Is Skin Cancer An Occupational Hazard?

Work place injuries typically involve some sort of trauma, like a fall or being cut, or even being exposed to a chemical or caustic substance. But ever think skin cancer could be included in the category of occupational hazards? Two construction workers installing concrete formwork frames

There are plenty of job that require outdoor work: farming, truck driving, landscaping, construction, lifeguards and more. Outdoor workers are exposed to a large and consistent amount of ultraviolet radiation from the sun, and even in regards to construction, some kinds of parking lot paint can be corrosive if inhaled/exposed to for long periods of time. “I’ve had many patients come into my office concerned about moles and spots that have appeared on their skin,” notes Dr.
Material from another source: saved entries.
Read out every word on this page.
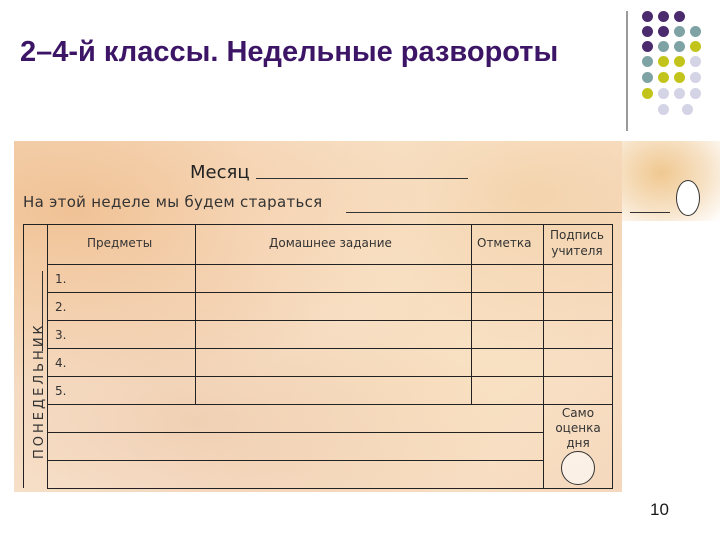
2–4-й классы. Недельные развороты
Месяц
На этой неделе мы будем стараться
Предметы	Домашнее задание	Отметка
Подпись учителя
1.
2.
3.
4.
5.
Само оценка дня
ПОНЕДЕЛЬНИК
10
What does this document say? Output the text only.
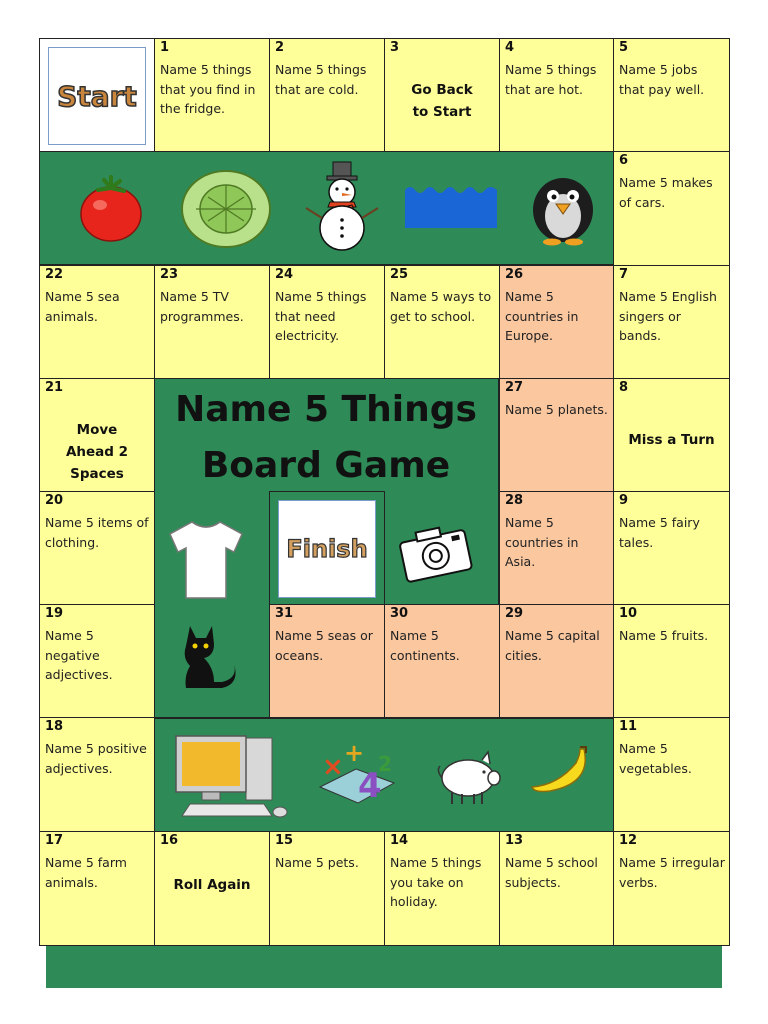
Start
1
Name 5 things that you find in the fridge.
2
Name 5 things that are cold.
3
Go Back to Start
4
Name 5 things that are hot.
5
Name 5 jobs that pay well.
6
Name 5 makes of cars.
22
Name 5 sea animals.
23
Name 5 TV programmes.
24
Name 5 things that need electricity.
25
Name 5 ways to get to school.
26
Name 5 countries in Europe.
7
Name 5 English singers or bands.
21
Move Ahead 2 Spaces
27
Name 5 planets.
8
Miss a Turn
Name 5 Things
Board Game
20
Name 5 items of clothing.
28
Name 5 countries in Asia.
9
Name 5 fairy tales.
Finish
19
Name 5 negative adjectives.
31
Name 5 seas or oceans.
30
Name 5 continents.
29
Name 5 capital cities.
10
Name 5 fruits.
18
Name 5 positive adjectives.
11
Name 5 vegetables.
17
Name 5 farm animals.
16
Roll Again
15
Name 5 pets.
14
Name 5 things you take on holiday.
13
Name 5 school subjects.
12
Name 5 irregular verbs.
× +
4
2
Adam Mamelak, a board certified dermatologist and Mohs Micrographic surgeon in Austin, Texas. “These patients have spent an extensive amount of time outside, most of it shade and sunscreen free, which significantly increases their chances for developing skin cancers like melanoma, and basal cell carcinoma.
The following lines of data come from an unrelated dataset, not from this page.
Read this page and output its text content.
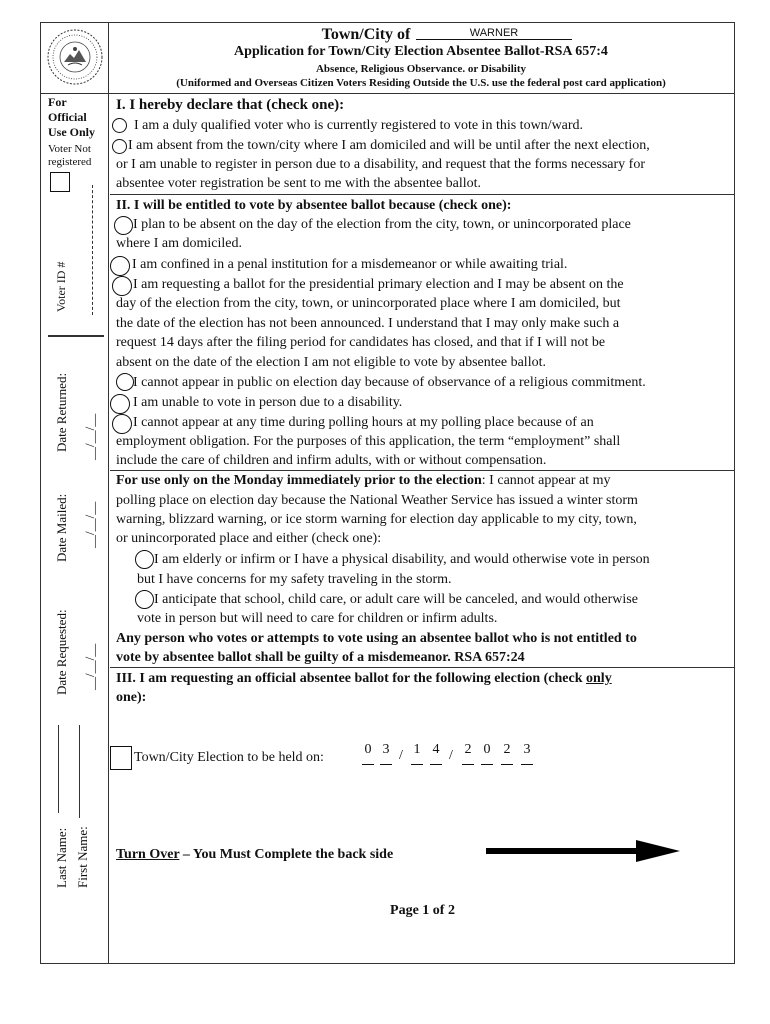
Town/City of	WARNER
Application for Town/City Election Absentee Ballot-RSA 657:4
Absence, Religious Observance. or Disability
(Uniformed and Overseas Citizen Voters Residing Outside the U.S. use the federal post card application)
For
Official
Use Only
Voter Not
registered
Voter ID #
Date Returned: __/__/__
Date Mailed: __/__/__
Date Requested: __/__/__
Last Name: First Name:
I. I hereby declare that (check one):
I am a duly qualified voter who is currently registered to vote in this town/ward.
I am absent from the town/city where I am domiciled and will be until after the next election,
or I am unable to register in person due to a disability, and request that the forms necessary for
absentee voter registration be sent to me with the absentee ballot.
II. I will be entitled to vote by absentee ballot because (check one):
I plan to be absent on the day of the election from the city, town, or unincorporated place
where I am domiciled.
I am confined in a penal institution for a misdemeanor or while awaiting trial.
I am requesting a ballot for the presidential primary election and I may be absent on the
day of the election from the city, town, or unincorporated place where I am domiciled, but
the date of the election has not been announced. I understand that I may only make such a
request 14 days after the filing period for candidates has closed, and that if I will not be
absent on the date of the election I am not eligible to vote by absentee ballot.
I cannot appear in public on election day because of observance of a religious commitment.
I am unable to vote in person due to a disability.
I cannot appear at any time during polling hours at my polling place because of an
employment obligation. For the purposes of this application, the term “employment” shall
include the care of children and infirm adults, with or without compensation.
For use only on the Monday immediately prior to the election: I cannot appear at my
polling place on election day because the National Weather Service has issued a winter storm
warning, blizzard warning, or ice storm warning for election day applicable to my city, town,
or unincorporated place and either (check one):
I am elderly or infirm or I have a physical disability, and would otherwise vote in person
but I have concerns for my safety traveling in the storm.
I anticipate that school, child care, or adult care will be canceled, and would otherwise
vote in person but will need to care for children or infirm adults.
Any person who votes or attempts to vote using an absentee ballot who is not entitled to
vote by absentee ballot shall be guilty of a misdemeanor. RSA 657:24
III. I am requesting an official absentee ballot for the following election (check only
one):
Town/City Election to be held on:
0 3 / 1 4 / 2 0 2 3
Turn Over – You Must Complete the back side
Page 1 of 2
The potential dangers of working outside on a daily basis can be significant. A little education and information regarding how to take care of your skin when outdoors can go a long way.

“A hard hat only addresses half the problem,” says Dr. Mamelak. Personal protective clothing and devices can range widely depending on the job. Harnesses are available to prevent falls, respirators stop the inhalation of hazardous fumes and particles. “Many of these strategies address specific tasks and situations on the job site. However, we can;t ignore the big picture. We shouldn’t forget about the dangers that are always present.”

Outdoor workers need to be safe. They need to be aware of the damage they can do to their skin and the threats to their health. Dr. Mamelak suggests workplace seminars or educational material for workers on sunscreen and sun protection, as well as making sun-protective clothing part of the employee uniforms.

The American Academy of Dermatology recommends annual skin exams for all individuals, and more frequent exams for high risk patients.  “A yearly skin check can make a huge difference, whether it alleviates patient’s fears about suspicious spots on their skin, or making them aware of a skin cancers they may unknowingly have.” Catching skin cancer in its early stages can mean a huge difference in treatment and prognosis of the disease, as well as assist in defusing a threat to your health.